# Cherry Bowl with ZIA Pyrography



## holmqer (Feb 3, 2013)

Cherry bowl with pyrography. Around 8" (20cm) across. Finished with Bush oil and Polyurethane. My second attempt at Zentangle (R) Inspired Art. Expanding on my previous pattern.


----------



## dgscott (Feb 3, 2013)

Beautiful! Stunning work.
Doug


----------



## Bob Wemm (Feb 3, 2013)

Eric, That is an awesome pattern, executed to perfection.

Thank you for sharing.

Bob.


----------



## Jim15 (Feb 3, 2013)

Absolutely beautiful.


----------



## PaulDoug (Feb 3, 2013)

Very very nice.  How long does it take you to do the burning?


----------



## holmqer (Feb 3, 2013)

Thanks everyone!

The pyro is essentially freehand, the basic layout used the indexing feature of the lathe to ensure symmetry of the patterns. Once those pencil layout lines were in place, all the burn lines were freehand. The pyro was done over the course of a few days between getting home from work, and dinner. Not really sure how much time involved, there are around 850 burn lines.

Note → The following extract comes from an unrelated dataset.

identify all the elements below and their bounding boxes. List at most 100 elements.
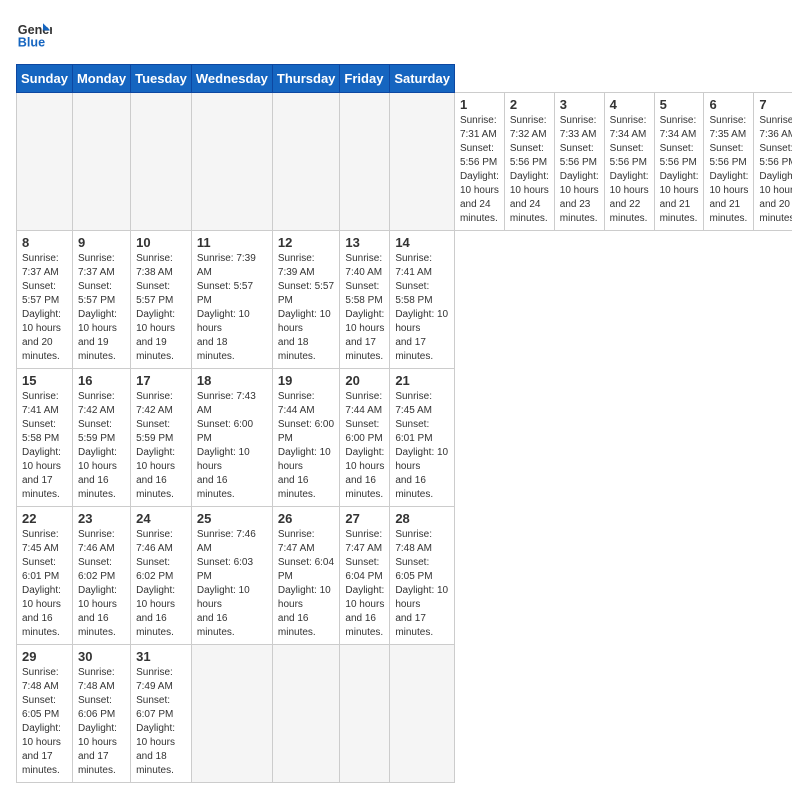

I practiced this and other patterns with paper and ink until they began to become second nature, then tried it on scrap wood with woodburner to make sure there would be no major surprises.


----------



## fernhills (Feb 3, 2013)

Very nice, I intend to try that as soon i get to know how this woodburning machine and pens work together to get consistent results. I am very interested in getting to know how to learn pyro.   Your turning is top notch to.. Carl


----------



## Fishinbo (Feb 4, 2013)

Awesome cherry bowl! Great wood turning skills and interesting wood burning patterns. 


-www.sawblade.com


----------



## dozer (Feb 5, 2013)

Great looking bowl.


----------



## Steve Busey (Feb 5, 2013)

Freehand!? Impressive!  I can barely make a straight line with a ruler on flat paper, let alone a curved bowl surface! 

That rocks, dude! :RockOn:


----------



## holmqer (Feb 5, 2013)

Actually Steve, with a medium spear tip, strait lines are fairly easy. Just take a knife and run the curved portion on some scrap wood, it's hard NOT to make a strait line. Same concept applies to the spear tip


----------